USE CATALOG default_catalog;
SELECT
  o_ordertime AS `ordertime`,
  o_orderkey AS `order`,
  l_linenumber AS `linenumber`,
  l_partkey AS `part`,
  l_suppkey AS `supplier`,
  l_quantity AS `quantity`
FROM prod_lineitem
JOIN prod_orders ON o_orderkey = l_orderkey
WHERE
  l_ordertime BETWEEN o_ordertime - INTERVAL '5' MINUTE AND o_ordertime AND
  l_linestatus = 'O' AND
  o_orderpriority = '1-URGENT';

注意:

  1. where條件中左表和右表必須有基於Event-time語義或Processin-time語義的關聯條件,本例中爲:
l_ordertime BETWEEN o_ordertime - INTERVAL '5' MINUTE AND o_ordertime
  1. 本例中,要求l_ordertime BETWEEN o_ordertime - INTERVAL ‘5’ MINUTE AND o_ordertime,所以在flink state中只保留近5分鐘的父訂單數據即可,減小了對flink內存的要求。

臨時表join(Enrichment Join with Lookup Table in MySQL)

即Temporal Table Join,適用於僅插入(insert-only)動態表join靜態表(無更新或更新頻率較低)。

例:子訂單表prod_lineitem(動態表)join 實時匯率表 prod_rates,用來計算人民幣訂單金額。
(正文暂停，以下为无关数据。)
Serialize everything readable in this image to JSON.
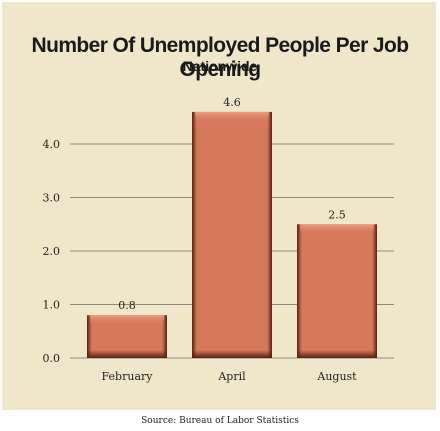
{
  "chart_data": {
    "type": "bar",
    "title": "Number Of Unemployed People Per Job Opening",
    "subtitle": "Nationwide",
    "categories": [
      "February",
      "April",
      "August"
    ],
    "values": [
      0.8,
      4.6,
      2.5
    ],
    "value_labels": [
      "0.8",
      "4.6",
      "2.5"
    ],
    "yticks": [
      "0.0",
      "1.0",
      "2.0",
      "3.0",
      "4.0"
    ],
    "ylim": [
      0,
      4.0
    ],
    "grid": true,
    "source": "Source: Bureau of Labor Statistics",
    "colors": {
      "background": "#f0e6c9",
      "bar": "#d6795a",
      "bar_dark": "#5a1f12",
      "bar_light": "#eea286",
      "grid": "#6b6b6b"
    }
  }
}
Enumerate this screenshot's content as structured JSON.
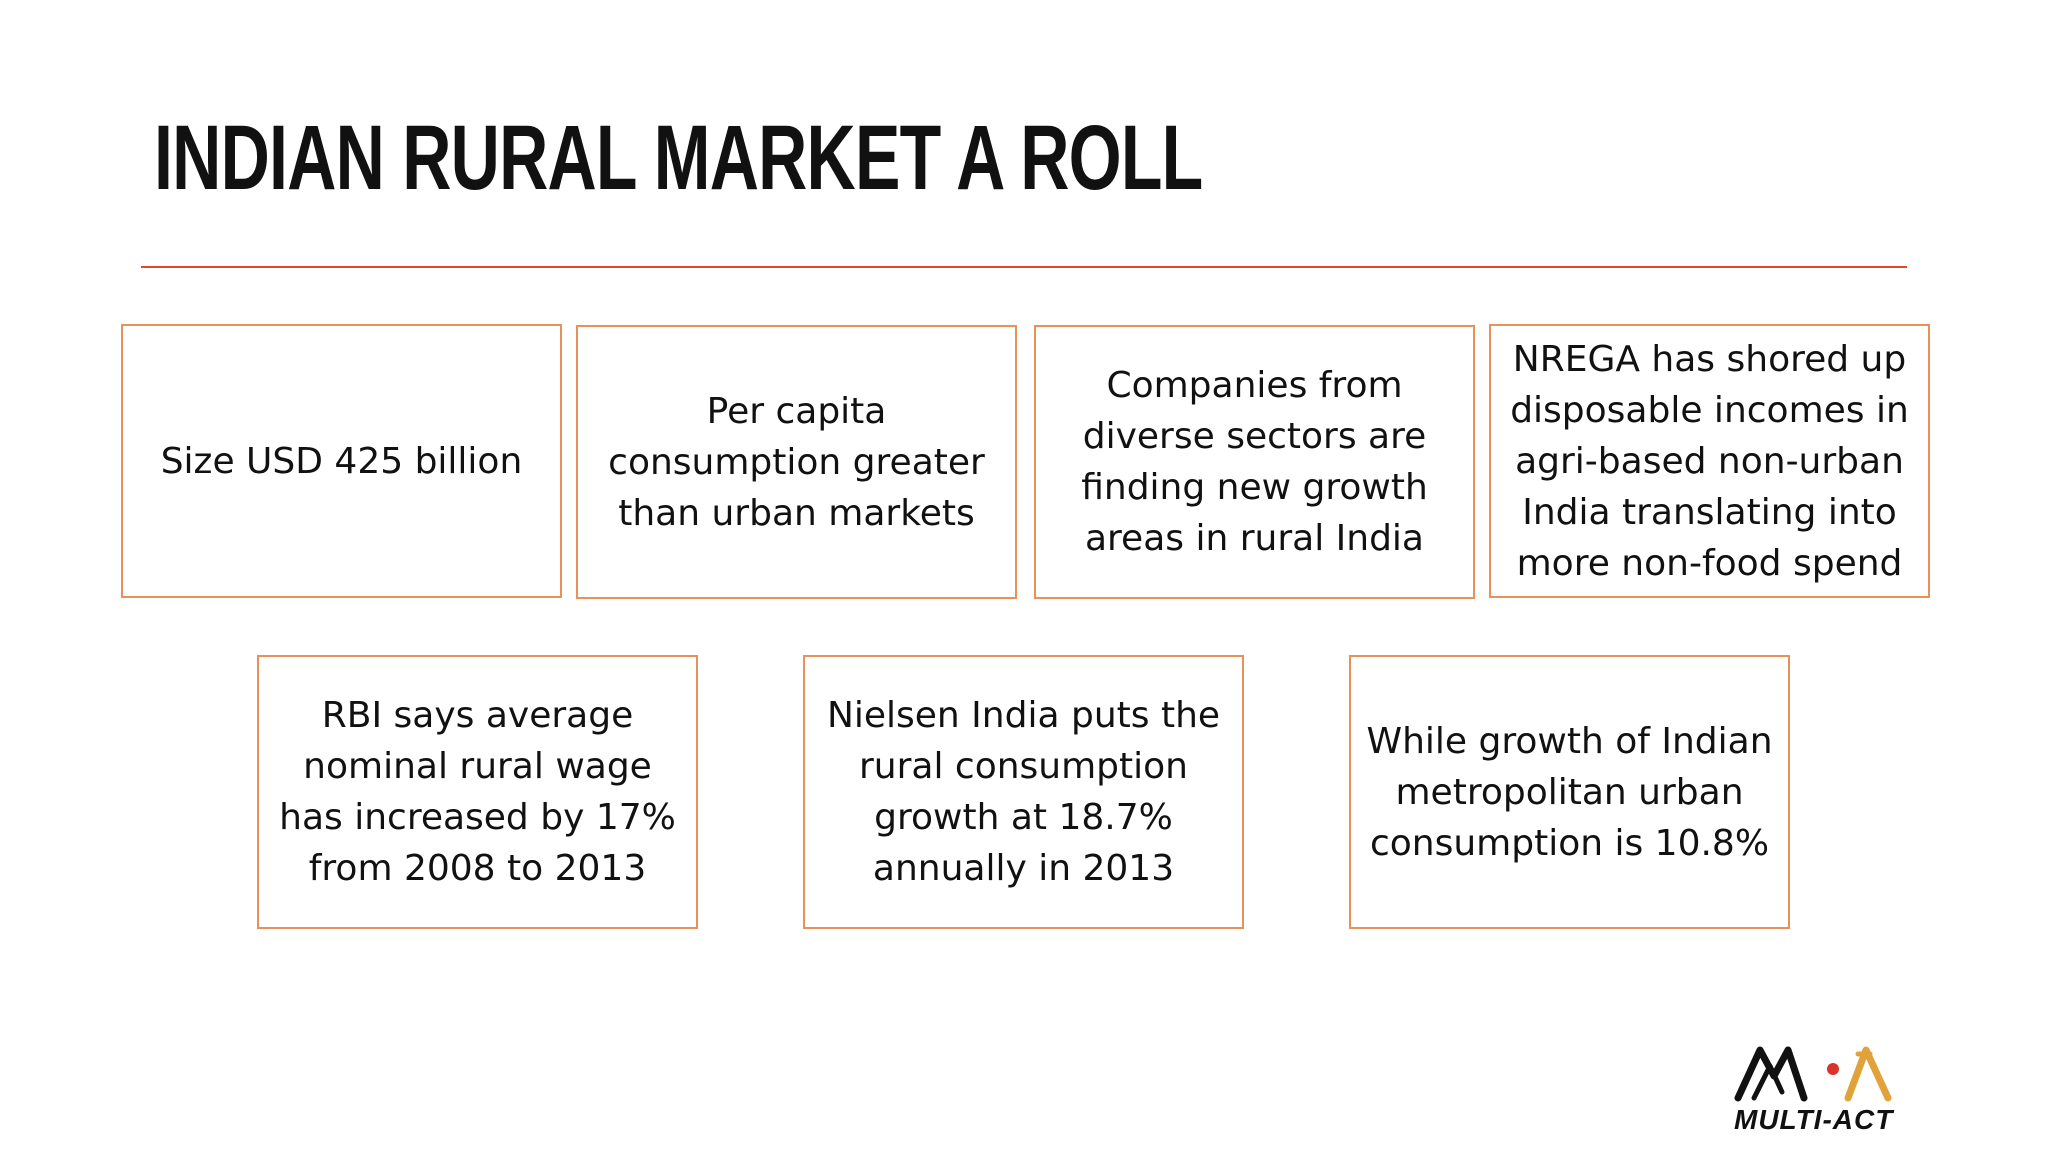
{
  "slide": {
    "title": "Indian Rural Market a Roll",
    "accent_color": "#e04a2c",
    "box_border_color": "#e8925a",
    "boxes_row1": [
      {
        "text": "Size USD 425 billion"
      },
      {
        "text": "Per capita consumption greater than urban markets"
      },
      {
        "text": "Companies from diverse sectors are finding new growth areas in rural India"
      },
      {
        "text": "NREGA has shored up disposable incomes in agri-based non-urban India translating into more non-food spend"
      }
    ],
    "boxes_row2": [
      {
        "text": "RBI says average nominal rural wage has increased by 17% from 2008 to 2013"
      },
      {
        "text": "Nielsen India puts the rural consumption growth at 18.7% annually in 2013"
      },
      {
        "text": "While growth of Indian metropolitan urban consumption is 10.8%"
      }
    ],
    "logo": {
      "text": "MULTI-ACT",
      "icon": "multi-act-logo-icon"
    }
  }
}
USE CATALOG default_catalog;

SELECT
  l_proctime AS `querytime`,
  l_orderkey AS `order`,
  l_linenumber AS `linenumber`,
  l_currency AS `currency`,
  rs_rate AS `cur_rate`, 
  (l_extendedprice * (1 - l_discount) * (1 + l_tax)) / rs_rate AS `open_in_euro`
FROM prod_lineitem
JOIN hive.`default`.prod_rates FOR SYSTEM_TIME AS OF l_proctime ON rs_symbol = l_currency
WHERE
  l_linestatus = 'O'
  AND l_currency = 'CNY';
  

查詢結果:

在這裏插入圖片描述

如上圖,人民幣匯率8.0166。

接下來,修改mysql維表中的人民幣匯率爲9.999:

# 修改人民幣匯率
docker-compose exec mysql mysql -Dsql-demo -usql-demo -pdemo-sql

SELECT * FROM PROD_RATES;

UPDATE PROD_RATES SET RS_TIMESTAMP = '2020-04-01 01:00:00.000', RS_RATE = 9.999 WHERE RS_SYMBOL='CNY';

在這裏插入圖片描述

實時join的結果中,匯率也變爲9.999:
在這裏插入圖片描述

注意:

  1. processing-time語義:根據processing-time去關聯靜態表(匯率表)mysql中的行
  2. mysql維表的更新會實時反饋到正在運行的job中

關鍵語法:

JOIN hive.`default`.prod_rates FOR SYSTEM_TIME AS OF l_proctime ON rs_symbol = l_currency

在join中指定動態表processing-time字段(l_proctime):FOR SYSTEM_TIME AS OF l_proctime

臨時表函數join(Enrichment Join against Temporal Table)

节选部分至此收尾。